How do you take care of yourself?
I dance, I move, I make art for processing and grounding. I read. I write. I drink hot cacao with cayenne and cinnamon.  I eat good food and try to listen to what my body actually wants which is difficult being an emotional eater.  I walk in the park, I look at trees, and cuddle with my two cats. I also have really supportive friends, including a lot of new adoptee friends. 

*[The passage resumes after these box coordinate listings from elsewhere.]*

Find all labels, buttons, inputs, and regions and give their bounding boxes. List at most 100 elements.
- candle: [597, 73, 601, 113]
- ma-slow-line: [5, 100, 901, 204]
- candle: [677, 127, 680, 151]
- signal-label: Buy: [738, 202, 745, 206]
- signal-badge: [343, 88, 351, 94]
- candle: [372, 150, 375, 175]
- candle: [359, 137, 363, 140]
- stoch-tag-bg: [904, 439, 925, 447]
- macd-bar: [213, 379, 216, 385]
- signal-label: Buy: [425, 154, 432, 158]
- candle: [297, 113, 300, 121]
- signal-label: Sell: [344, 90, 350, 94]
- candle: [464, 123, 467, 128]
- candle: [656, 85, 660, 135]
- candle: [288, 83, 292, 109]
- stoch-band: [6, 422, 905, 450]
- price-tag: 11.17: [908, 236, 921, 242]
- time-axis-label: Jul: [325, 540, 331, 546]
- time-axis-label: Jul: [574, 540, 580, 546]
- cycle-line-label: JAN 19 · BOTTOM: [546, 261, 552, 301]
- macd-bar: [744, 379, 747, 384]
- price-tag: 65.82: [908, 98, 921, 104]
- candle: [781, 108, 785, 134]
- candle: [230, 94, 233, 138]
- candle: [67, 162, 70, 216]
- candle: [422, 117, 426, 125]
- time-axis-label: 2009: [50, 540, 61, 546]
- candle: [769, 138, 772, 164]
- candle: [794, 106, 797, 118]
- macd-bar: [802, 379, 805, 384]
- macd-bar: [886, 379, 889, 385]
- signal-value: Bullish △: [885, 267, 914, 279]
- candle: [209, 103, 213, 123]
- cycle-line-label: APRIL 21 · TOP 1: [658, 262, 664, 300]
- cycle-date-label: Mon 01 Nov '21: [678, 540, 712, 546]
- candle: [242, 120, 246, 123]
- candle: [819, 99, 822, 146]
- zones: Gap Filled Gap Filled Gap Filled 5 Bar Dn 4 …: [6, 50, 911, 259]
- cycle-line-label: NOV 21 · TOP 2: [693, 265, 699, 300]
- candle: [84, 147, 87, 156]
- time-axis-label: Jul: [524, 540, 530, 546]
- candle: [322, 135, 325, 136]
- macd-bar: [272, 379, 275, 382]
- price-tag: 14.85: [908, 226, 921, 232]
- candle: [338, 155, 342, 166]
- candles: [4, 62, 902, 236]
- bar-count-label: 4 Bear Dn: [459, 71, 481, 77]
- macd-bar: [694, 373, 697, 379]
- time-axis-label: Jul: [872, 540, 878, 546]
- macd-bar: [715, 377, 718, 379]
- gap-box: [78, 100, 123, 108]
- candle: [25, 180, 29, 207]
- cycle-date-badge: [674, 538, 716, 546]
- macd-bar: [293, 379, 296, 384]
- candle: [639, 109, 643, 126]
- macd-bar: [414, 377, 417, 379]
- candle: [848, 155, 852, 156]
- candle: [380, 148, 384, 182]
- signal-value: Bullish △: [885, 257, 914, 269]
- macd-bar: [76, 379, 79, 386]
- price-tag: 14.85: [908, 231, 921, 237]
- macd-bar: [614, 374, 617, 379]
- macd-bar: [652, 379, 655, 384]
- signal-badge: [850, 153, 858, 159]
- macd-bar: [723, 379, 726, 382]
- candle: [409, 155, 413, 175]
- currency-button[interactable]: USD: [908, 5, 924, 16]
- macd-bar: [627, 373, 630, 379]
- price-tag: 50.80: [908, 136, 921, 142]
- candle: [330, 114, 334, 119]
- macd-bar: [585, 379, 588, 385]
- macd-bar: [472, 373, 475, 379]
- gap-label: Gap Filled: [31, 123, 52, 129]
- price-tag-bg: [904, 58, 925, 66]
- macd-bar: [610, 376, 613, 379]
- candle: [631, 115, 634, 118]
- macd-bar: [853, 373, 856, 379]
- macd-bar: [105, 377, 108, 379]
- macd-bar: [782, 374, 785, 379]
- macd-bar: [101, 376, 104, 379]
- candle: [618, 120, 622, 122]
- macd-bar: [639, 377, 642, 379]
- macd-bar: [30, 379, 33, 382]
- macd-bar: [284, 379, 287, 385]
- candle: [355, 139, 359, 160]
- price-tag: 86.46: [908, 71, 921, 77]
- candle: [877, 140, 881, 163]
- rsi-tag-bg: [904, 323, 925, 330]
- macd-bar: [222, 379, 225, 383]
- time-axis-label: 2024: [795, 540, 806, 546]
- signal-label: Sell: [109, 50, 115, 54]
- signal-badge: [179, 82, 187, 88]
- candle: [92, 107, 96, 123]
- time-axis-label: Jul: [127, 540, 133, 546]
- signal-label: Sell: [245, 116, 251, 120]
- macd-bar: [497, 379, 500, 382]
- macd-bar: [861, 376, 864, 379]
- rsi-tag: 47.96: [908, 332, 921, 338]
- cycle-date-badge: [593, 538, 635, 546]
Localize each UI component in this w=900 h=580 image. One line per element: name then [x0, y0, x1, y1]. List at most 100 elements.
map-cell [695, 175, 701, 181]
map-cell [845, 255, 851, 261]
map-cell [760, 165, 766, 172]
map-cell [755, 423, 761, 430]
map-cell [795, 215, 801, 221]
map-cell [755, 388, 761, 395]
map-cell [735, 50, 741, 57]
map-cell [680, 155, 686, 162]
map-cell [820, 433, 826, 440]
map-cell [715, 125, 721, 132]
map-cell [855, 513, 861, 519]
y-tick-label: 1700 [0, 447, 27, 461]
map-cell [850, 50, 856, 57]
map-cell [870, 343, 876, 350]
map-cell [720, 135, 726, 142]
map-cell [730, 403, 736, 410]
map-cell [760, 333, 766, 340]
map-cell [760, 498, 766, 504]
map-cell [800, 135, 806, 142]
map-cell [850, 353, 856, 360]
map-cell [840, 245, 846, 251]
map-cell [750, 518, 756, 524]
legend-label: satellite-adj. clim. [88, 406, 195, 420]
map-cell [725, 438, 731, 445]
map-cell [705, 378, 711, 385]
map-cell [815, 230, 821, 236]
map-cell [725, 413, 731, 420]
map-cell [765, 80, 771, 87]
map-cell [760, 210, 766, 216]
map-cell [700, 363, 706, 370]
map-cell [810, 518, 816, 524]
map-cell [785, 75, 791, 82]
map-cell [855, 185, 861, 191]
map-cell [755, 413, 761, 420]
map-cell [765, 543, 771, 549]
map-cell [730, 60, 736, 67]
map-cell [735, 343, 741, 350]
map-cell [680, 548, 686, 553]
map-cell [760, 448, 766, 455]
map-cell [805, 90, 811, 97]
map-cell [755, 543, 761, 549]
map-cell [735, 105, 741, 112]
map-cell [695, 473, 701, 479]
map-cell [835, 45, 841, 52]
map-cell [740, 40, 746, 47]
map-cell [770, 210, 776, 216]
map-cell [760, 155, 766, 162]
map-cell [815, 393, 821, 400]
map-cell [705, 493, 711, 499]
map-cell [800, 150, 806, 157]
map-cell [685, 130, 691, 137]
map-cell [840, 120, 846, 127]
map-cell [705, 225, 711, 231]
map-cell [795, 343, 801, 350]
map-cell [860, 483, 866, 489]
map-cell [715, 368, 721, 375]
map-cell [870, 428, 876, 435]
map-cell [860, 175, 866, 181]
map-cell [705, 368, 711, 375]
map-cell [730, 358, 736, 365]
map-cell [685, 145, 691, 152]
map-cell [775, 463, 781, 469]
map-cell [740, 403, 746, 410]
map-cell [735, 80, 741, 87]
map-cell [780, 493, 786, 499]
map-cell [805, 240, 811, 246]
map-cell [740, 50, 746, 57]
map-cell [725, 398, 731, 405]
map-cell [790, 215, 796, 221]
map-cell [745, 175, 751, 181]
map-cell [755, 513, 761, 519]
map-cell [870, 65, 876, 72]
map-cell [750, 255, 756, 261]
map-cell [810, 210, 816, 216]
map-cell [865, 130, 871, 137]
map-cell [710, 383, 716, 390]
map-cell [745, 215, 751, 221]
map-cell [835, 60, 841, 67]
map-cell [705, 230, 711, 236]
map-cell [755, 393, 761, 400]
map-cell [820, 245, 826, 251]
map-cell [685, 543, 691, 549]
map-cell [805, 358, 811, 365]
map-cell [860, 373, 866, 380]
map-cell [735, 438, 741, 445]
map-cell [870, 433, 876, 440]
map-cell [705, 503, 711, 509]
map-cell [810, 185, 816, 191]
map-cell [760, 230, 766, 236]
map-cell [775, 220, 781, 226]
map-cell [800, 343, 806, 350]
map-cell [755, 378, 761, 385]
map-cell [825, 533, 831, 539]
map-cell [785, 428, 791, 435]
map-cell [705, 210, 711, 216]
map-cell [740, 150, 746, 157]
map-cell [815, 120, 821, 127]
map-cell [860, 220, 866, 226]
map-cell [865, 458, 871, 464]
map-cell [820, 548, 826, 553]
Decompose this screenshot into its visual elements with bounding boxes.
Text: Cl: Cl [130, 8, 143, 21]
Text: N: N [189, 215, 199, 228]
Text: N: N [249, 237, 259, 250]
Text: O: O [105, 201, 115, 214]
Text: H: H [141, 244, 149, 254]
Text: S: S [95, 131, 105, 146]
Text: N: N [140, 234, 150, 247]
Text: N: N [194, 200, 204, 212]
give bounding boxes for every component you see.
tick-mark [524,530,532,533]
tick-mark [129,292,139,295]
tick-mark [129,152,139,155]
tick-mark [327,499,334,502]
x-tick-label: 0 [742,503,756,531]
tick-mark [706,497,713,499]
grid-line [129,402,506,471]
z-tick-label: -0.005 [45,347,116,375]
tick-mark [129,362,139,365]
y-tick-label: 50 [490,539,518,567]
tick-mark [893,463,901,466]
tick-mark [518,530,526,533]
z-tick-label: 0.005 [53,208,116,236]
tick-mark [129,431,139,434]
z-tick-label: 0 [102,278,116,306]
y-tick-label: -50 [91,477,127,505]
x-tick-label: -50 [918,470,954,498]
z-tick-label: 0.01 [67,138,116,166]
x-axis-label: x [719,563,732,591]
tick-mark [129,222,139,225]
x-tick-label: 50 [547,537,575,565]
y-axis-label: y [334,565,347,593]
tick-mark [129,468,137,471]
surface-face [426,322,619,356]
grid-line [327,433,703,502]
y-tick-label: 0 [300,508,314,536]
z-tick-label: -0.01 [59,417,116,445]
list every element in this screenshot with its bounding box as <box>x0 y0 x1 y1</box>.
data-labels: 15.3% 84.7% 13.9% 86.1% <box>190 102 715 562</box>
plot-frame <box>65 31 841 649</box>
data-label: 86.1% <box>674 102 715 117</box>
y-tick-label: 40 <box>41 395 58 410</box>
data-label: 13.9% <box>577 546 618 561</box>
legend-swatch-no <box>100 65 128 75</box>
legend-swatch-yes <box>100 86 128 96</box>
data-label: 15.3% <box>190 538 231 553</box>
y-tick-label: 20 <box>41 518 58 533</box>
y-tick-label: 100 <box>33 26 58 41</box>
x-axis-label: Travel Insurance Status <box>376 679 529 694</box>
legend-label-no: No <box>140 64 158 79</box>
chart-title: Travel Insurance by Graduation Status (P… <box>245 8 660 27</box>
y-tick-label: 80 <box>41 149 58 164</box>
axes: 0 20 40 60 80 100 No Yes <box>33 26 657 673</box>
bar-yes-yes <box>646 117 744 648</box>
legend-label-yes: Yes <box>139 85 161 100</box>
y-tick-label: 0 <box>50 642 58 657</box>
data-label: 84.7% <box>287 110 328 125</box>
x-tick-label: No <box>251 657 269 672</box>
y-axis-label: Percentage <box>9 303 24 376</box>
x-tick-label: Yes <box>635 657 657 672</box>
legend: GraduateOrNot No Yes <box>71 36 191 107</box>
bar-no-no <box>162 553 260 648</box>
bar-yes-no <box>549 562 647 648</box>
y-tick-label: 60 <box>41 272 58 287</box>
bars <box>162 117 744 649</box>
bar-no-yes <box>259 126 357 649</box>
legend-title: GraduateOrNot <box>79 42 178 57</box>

About Anna’s Work: Anna host workshops and group sessions specifically tailored for adoptees, as well as private sessions. These sessions can be powerful spaces for navigation, exploration, and emotional healing. As adoptees we often navigate a complex emotional landscape, grappling with questions and conflicting feelings of identity, belonging, and the experience of loss and grief. Whether you’re just starting to explore your adoptee journey or have been on it for a long time, all adoptees are welcome into this space. Anna strives to help create more room for adoptees to claim their voices back.

The sessions are intended to provide supportive and healing space to explore how things show up in our bodies using guided movement, somatic awareness, art, and writing. This will give room for dialogue within ourselves and the group, and opportunities to connect with fellow adoptees. You’ll explore, reflect and share in the capacity that you feel open to.